Some Mortierella species are homothallic (M. epigama, M. parvispora, M. nigrescens,
M. rostafinskii, M. polycephala, M.renispora), but most are heterothallic (M. elongata, M. marburgensis, M. umbellata, M. capitata, M. indohi). The species Mortierella alpina was found to be homothallic and to form zygospores with a hyphal coat. Most Mortierella species have been found to be heterothallic and to produce naked zygospores with unequal suspensors.
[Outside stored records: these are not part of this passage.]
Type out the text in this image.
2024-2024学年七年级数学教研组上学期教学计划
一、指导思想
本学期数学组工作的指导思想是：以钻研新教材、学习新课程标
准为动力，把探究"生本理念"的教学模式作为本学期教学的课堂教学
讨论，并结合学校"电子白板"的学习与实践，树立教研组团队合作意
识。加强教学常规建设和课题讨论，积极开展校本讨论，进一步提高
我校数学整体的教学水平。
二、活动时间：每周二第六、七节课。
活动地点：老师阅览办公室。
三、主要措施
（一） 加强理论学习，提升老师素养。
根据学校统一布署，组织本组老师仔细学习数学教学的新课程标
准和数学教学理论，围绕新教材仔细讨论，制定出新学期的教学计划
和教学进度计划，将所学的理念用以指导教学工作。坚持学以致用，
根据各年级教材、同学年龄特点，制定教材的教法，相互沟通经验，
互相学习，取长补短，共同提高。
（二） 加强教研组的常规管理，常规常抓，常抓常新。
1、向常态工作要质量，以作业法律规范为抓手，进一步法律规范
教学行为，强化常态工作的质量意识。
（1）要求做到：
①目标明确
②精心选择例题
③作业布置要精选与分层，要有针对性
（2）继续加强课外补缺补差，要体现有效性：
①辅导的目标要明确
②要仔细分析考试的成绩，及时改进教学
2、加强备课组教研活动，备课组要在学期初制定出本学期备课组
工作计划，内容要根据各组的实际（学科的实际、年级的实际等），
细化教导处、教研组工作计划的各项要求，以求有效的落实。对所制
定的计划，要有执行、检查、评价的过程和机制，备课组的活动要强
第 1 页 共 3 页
Very often sexual structures differ in size between mating types. The smaller suspensor, progametangium or gametangium does not enlarge during sexual development and may disappear soon after plasmogamy. The early development of such heterogametangic zygospores is illustrated in the heterothallic species, M. umbellata. In this species, hyphal coiling occurs at the contact site of sexually compatible mycelia. This is followed by development of progametangia which grow in parallel and close to each other. At the end of this development, one partner, the macroprogametangium will be larger than the other, the microprogametangium.

==Biotechnology==
Umbelopsis isabellina, which used to be mis-classified as Mortierella isabellina, produces γ-linolenic acid, an important poly-unsaturated fatty acid. It was re-classified as belonging to the genus Umbelopsis in part based on its fatty acid profile, in addition to classical ribosomal DNA sequencing. Various poly-unsaturated fatty acids including arachidonic acid are produced by Mortierella alpina. Poly-unsaturated fatty acids contain two or more double bonds and are the acyl components of cellular lipids. Today, long-chain poly-unsaturated fatty acids are regarded as substances with beneficial potential in pharmaceutic and nutritional applications. They also serve a wide variety of purposes, from being a purely structural element in phospholipids to being involved in signal transduction, and as a substrate for a host of derivatives involved in second messenger function. Many species of the genus Mortierella have been found to yield exceptionally high quantities of arachidonic acid depending on the fermentation media and culture conditions. Fatty acids are normally produced in submerged culture with high carbon source supply, although this technique has drawbacks with respect to energy consumption and waste water production. In the long run, fatty acid fermentation needs to be done under economically reasonable solid-state fermentation conditions.

==Pathogenicity==

Mortierella species are usually non-pathogenic for plants or animals and humans. A rare example for a pathogen is Mortierella wolfii, which is until now the only pathogen of humans and other animals. Mortierella wolfii, normally isolated from soil, rotten silage and similar substrates, causes bovine abortion, pneumonia and systemic mycosis.